One of the ideas I advocated a few postings back was that a bus subway should be built under the new motorway, up into the Birmingham Drive industrial enclave. This in turn would also allow a future tunnel under the railway line to create a direct route from Barrington Mall and all areas of the southwest, built or planned, straight up to Hillmorten Hospital, Birmingham Drive, Blenheim Road, Riccarton Road, the University, Sheffield Tech Park employment zone, the International Airport and existing and future industrial development along theJohns Road area (see here for map). The area around Birmingham Drive (and Curletts Road, Blenheim Rd) are among the most poorly served by public transport and the most heavily congestedin peak hours..possibly more so once the new motorway dumps more cars off motorway onto Curletts Rd. Today I realised this building busways under a railway line is exactly what is being done in Winnipeg, a medium size city of 690,000 in Canada
I have long been aware that the city was building a 3.5 kilometre bus rapid transit - bus only corridor, which would allow 17 different transit routes to feed in and out of the city without having to compete with on street traffic, which itself is part of a much longer long term bus corridor to the University. I just hadn't grasped that it involved a major under rail tunnel. Just to keep the flag flying until I can get back from other calls upon time in my life, and back to local public transport issues, here are some direct links to (a) photos of the tunnel under construction (b) info about the Winnipeg BRT system planned.
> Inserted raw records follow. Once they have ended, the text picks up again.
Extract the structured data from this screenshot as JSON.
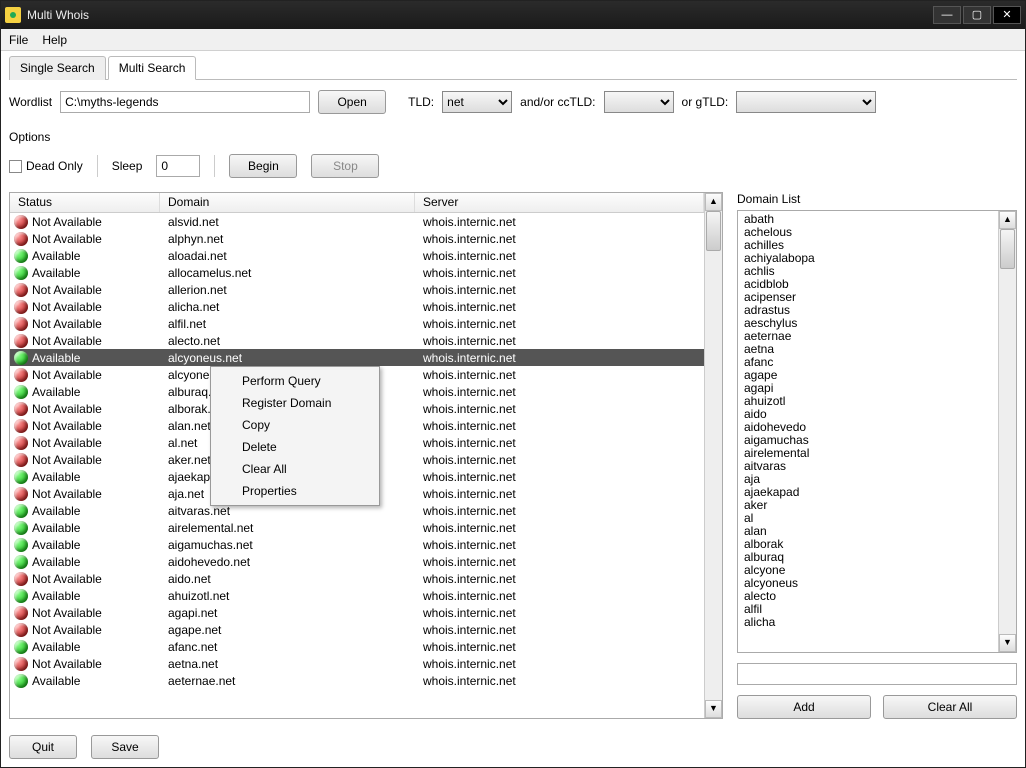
{
  "title": "Multi Whois",
  "menu": {
    "file": "File",
    "help": "Help"
  },
  "tabs": {
    "single": "Single Search",
    "multi": "Multi Search"
  },
  "wordlist": {
    "label": "Wordlist",
    "value": "C:\\myths-legends",
    "open": "Open"
  },
  "tld": {
    "label": "TLD:",
    "value": "net",
    "and": "and/or ccTLD:",
    "or": "or gTLD:"
  },
  "options": {
    "label": "Options",
    "deadonly": "Dead Only",
    "sleep_label": "Sleep",
    "sleep_value": "0",
    "begin": "Begin",
    "stop": "Stop"
  },
  "columns": {
    "status": "Status",
    "domain": "Domain",
    "server": "Server"
  },
  "status": {
    "avail": "Available",
    "notavail": "Not Available"
  },
  "rows": [
    {
      "avail": false,
      "domain": "alsvid.net",
      "server": "whois.internic.net",
      "sel": false
    },
    {
      "avail": false,
      "domain": "alphyn.net",
      "server": "whois.internic.net",
      "sel": false
    },
    {
      "avail": true,
      "domain": "aloadai.net",
      "server": "whois.internic.net",
      "sel": false
    },
    {
      "avail": true,
      "domain": "allocamelus.net",
      "server": "whois.internic.net",
      "sel": false
    },
    {
      "avail": false,
      "domain": "allerion.net",
      "server": "whois.internic.net",
      "sel": false
    },
    {
      "avail": false,
      "domain": "alicha.net",
      "server": "whois.internic.net",
      "sel": false
    },
    {
      "avail": false,
      "domain": "alfil.net",
      "server": "whois.internic.net",
      "sel": false
    },
    {
      "avail": false,
      "domain": "alecto.net",
      "server": "whois.internic.net",
      "sel": false
    },
    {
      "avail": true,
      "domain": "alcyoneus.net",
      "server": "whois.internic.net",
      "sel": true
    },
    {
      "avail": false,
      "domain": "alcyone.net",
      "server": "whois.internic.net",
      "sel": false
    },
    {
      "avail": true,
      "domain": "alburaq.net",
      "server": "whois.internic.net",
      "sel": false
    },
    {
      "avail": false,
      "domain": "alborak.net",
      "server": "whois.internic.net",
      "sel": false
    },
    {
      "avail": false,
      "domain": "alan.net",
      "server": "whois.internic.net",
      "sel": false
    },
    {
      "avail": false,
      "domain": "al.net",
      "server": "whois.internic.net",
      "sel": false
    },
    {
      "avail": false,
      "domain": "aker.net",
      "server": "whois.internic.net",
      "sel": false
    },
    {
      "avail": true,
      "domain": "ajaekapad.net",
      "server": "whois.internic.net",
      "sel": false
    },
    {
      "avail": false,
      "domain": "aja.net",
      "server": "whois.internic.net",
      "sel": false
    },
    {
      "avail": true,
      "domain": "aitvaras.net",
      "server": "whois.internic.net",
      "sel": false
    },
    {
      "avail": true,
      "domain": "airelemental.net",
      "server": "whois.internic.net",
      "sel": false
    },
    {
      "avail": true,
      "domain": "aigamuchas.net",
      "server": "whois.internic.net",
      "sel": false
    },
    {
      "avail": true,
      "domain": "aidohevedo.net",
      "server": "whois.internic.net",
      "sel": false
    },
    {
      "avail": false,
      "domain": "aido.net",
      "server": "whois.internic.net",
      "sel": false
    },
    {
      "avail": true,
      "domain": "ahuizotl.net",
      "server": "whois.internic.net",
      "sel": false
    },
    {
      "avail": false,
      "domain": "agapi.net",
      "server": "whois.internic.net",
      "sel": false
    },
    {
      "avail": false,
      "domain": "agape.net",
      "server": "whois.internic.net",
      "sel": false
    },
    {
      "avail": true,
      "domain": "afanc.net",
      "server": "whois.internic.net",
      "sel": false
    },
    {
      "avail": false,
      "domain": "aetna.net",
      "server": "whois.internic.net",
      "sel": false
    },
    {
      "avail": true,
      "domain": "aeternae.net",
      "server": "whois.internic.net",
      "sel": false
    }
  ],
  "context": {
    "perform": "Perform Query",
    "register": "Register Domain",
    "copy": "Copy",
    "delete": "Delete",
    "clearall": "Clear All",
    "props": "Properties"
  },
  "domainlist": {
    "label": "Domain List",
    "items": [
      "abath",
      "achelous",
      "achilles",
      "achiyalabopa",
      "achlis",
      "acidblob",
      "acipenser",
      "adrastus",
      "aeschylus",
      "aeternae",
      "aetna",
      "afanc",
      "agape",
      "agapi",
      "ahuizotl",
      "aido",
      "aidohevedo",
      "aigamuchas",
      "airelemental",
      "aitvaras",
      "aja",
      "ajaekapad",
      "aker",
      "al",
      "alan",
      "alborak",
      "alburaq",
      "alcyone",
      "alcyoneus",
      "alecto",
      "alfil",
      "alicha"
    ]
  },
  "buttons": {
    "add": "Add",
    "clearall": "Clear All",
    "quit": "Quit",
    "save": "Save"
  }
}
Incidentally Winnpeg also has a Mayor bedazzled by Light rail, even when all the experts and city, provincial and national funders are saying no way can such a small city carry this project. Here's part of a story "City Explores Light Rail Options" from the Winnipeg Free Press of 31 Jan 2009 (My Bolding!!)
In September, the city and province announced a $327-million plan to connect downtown and the University of Manitoba with a 9.6-kilometre bus corridor. Work is supposed to begin this summer on the $138-million first phase of the project, a 3.6-kilometre link between Queen Elizabeth Way and Jubilee Avenue. When the project was unveiled, the word "bus" did not appear anywhere in the official announcement. Katz, who has favoured light-rail transit over busways since he was first elected in 2004, made it clear he viewed a bus corridor as the first step toward another form of rapid transit. "Light rail is just around the corner," Katz told reporters when the busway was announced, prompting questions about the specific timeline for rail-based rapid transit. In 2005, the Katz-commissioned rapid transit task force concluded it would cost Winnipeg up to eight times more money to build a light-rail track and purchase train cars as it would to build a bus corridor.